Leads me to some musings.

 

If Hutton is looking at the landscape for the age of the Earth, he is fortunate that he found an object into focus which he worked out well farming for fourteen years.  Where then the hell is the site of the mysteries of psychoanalysis? The mysteries Murakami (see below) is talking about? No, wait, psychoanalysis is a method, like dissolving a rock in acid. It is not the subject. The subject is… but where is it? In the mind, the mind's reflections, dreams, communication of one's character to another, or at the other end, in the culture and the way it pulls and plays with our minds, forming our half thought out thoughts, conclusions in which we did not participate but were colonized?

 

What is the subject object, the object subject, of mind? Like dusk or dawn, colors our world, lights it, but comes and goes. A subtle interaction of sun air and earth's turning.

 

During Hutton's early life,  the fall of Bonnie Prince Charles, at 25 leading a revolt to regain family monarchy. In a Scotland now modern, and while romantically inclined, most people, especially in civilized Edinburgh, realized the dead-end desire of such a restitution to a militant highland culture that had worn out and did not fit the modern world, like a world of blowguns and poisoned darts in a Borneo Jungle. His army of 150 taking Edinburg, marching then with new recruits of 5000 hoping for Catholic support and not finding it along the highway, meeting 15,000 brits and retreating to Scotland, Edinburgh now retaken by Glasgow, his folks get hacked to death and the highland culture expropriated and destroyed,  and he retreats to a life of 30 years of drinking in Rome.

 

He spent some time in attractive Paris And I wonder how could the Paris of the enlightenment, of Voltaire, Rousseau, Diderot, Voltaire, , Montesquieu,  with its cafes and boulevards, parks and attractive neighborhoods ( before the rebuilding which gives us the Paris of today but was inspired by Louis the fourteenth) become the Paris of the unrest of the revolution two decades later?
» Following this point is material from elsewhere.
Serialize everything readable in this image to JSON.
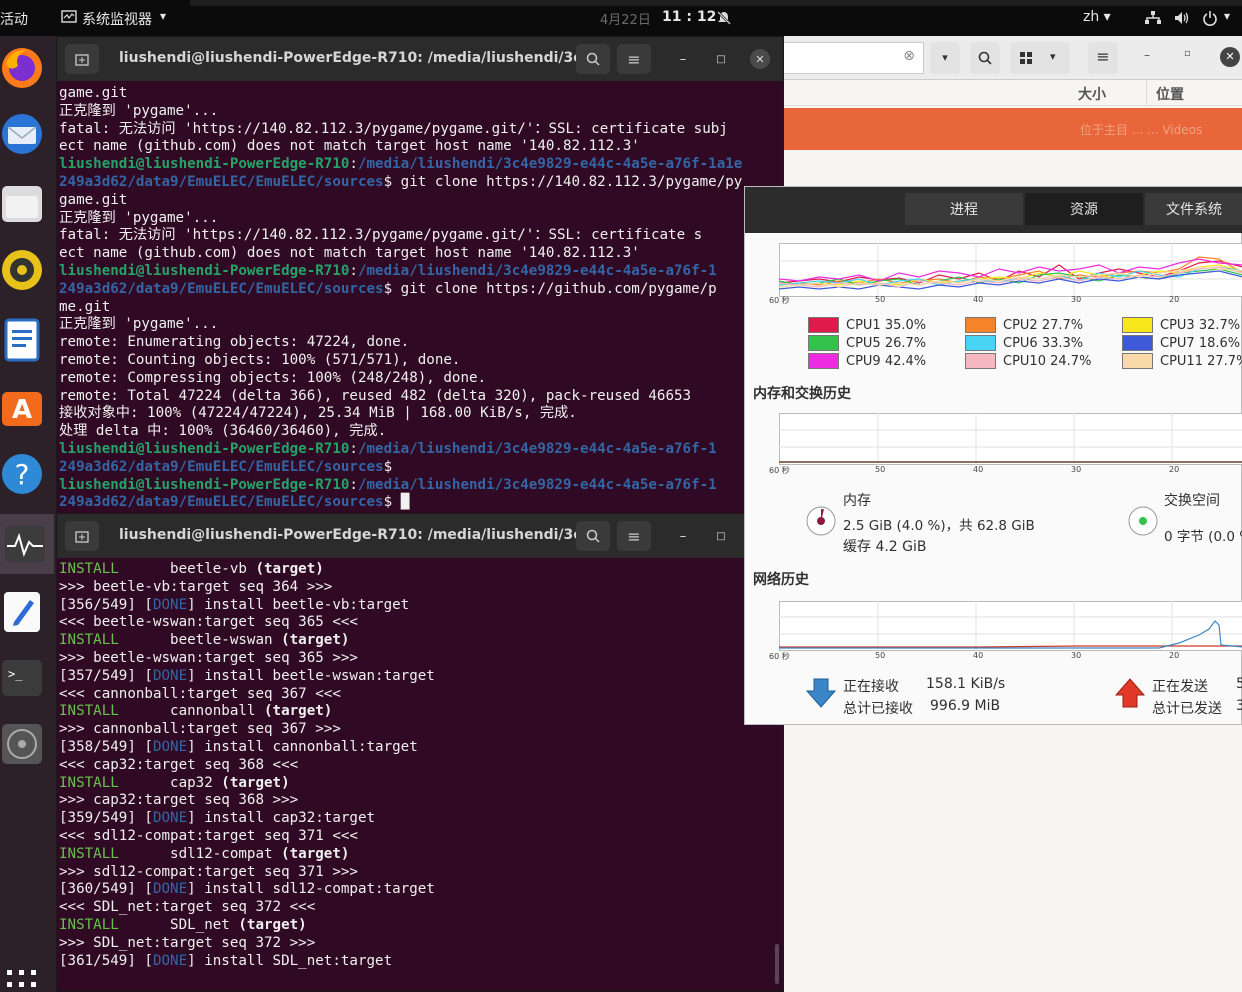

The interplay between ideas and circumstances, where circumstances create ideas and ideas create circumstances with the tectonic upheavals of mind, culture, and civil society. And all this is going on in the context of power and relationships as young men and women follow their noses into careers and the new families.

 

Is our time any different? The median family income of undergraduates at Harvard (they declare less than full assets and still) is around 200,000. Who is passing on what to whom?

 

The tide turns against Bush..?

 

White House Drops Effort to Relax Media Ownership Rules

By STEPHEN LABATON  4:13 PM ET

The administration will not ask the Supreme Court to overturn a ruling that struck down changes to media ownership rules.

 

Pasted from <http://www.nytimes.com/>

 

We might begin to see many of these.

 

Updike in New Yorker on Murakami, the issue of "God",  and what it is, is getting lots of attention.  I think we are seeing a reaction against fundamentalism, not by being more hard edged materialized but much more psychological, valuing in the subject of life and the life of experience, which embraces the objective and subjective in a single experience. 

http://newyorker.com/printable/?critics/050124crbo_books>

 

From the inarguable truth of the second observation the possibility of one’s spirit leaving one’s body could be plausibly deduced in a prescientific, preëlectric age when, Oshima points out, “the physical darkness outside and the inner darkness of the soul were mixed together, with no boundary separating the two.” In Murakami’s vision of our materialist, garishly illuminated age, however, the boundary between inner and outer darkness is traversed by grotesque figments borrowed from the world of commercial imagery: Johnnie Walker, with boots and top hat, manifests himself to the cat-loving simpleton Nakata as a mass murderer of stray felines, jocularly cutting open their furry abdomens and popping their still-beating hearts into his mouth, and Colonel Sanders, in his white suit and string tie, appears to Nakata’s companion, Hoshino, as a fast-talking pimp. The Colonel, questioned by the startled Hoshino about his nature, quotes another venerable text, Ueda Akinari’s “Tales of Moonlight and Rain”:

Shape I may take, converse I may, but neither god nor Buddha am I, rather an insensate being whose heart thus differs from that of man.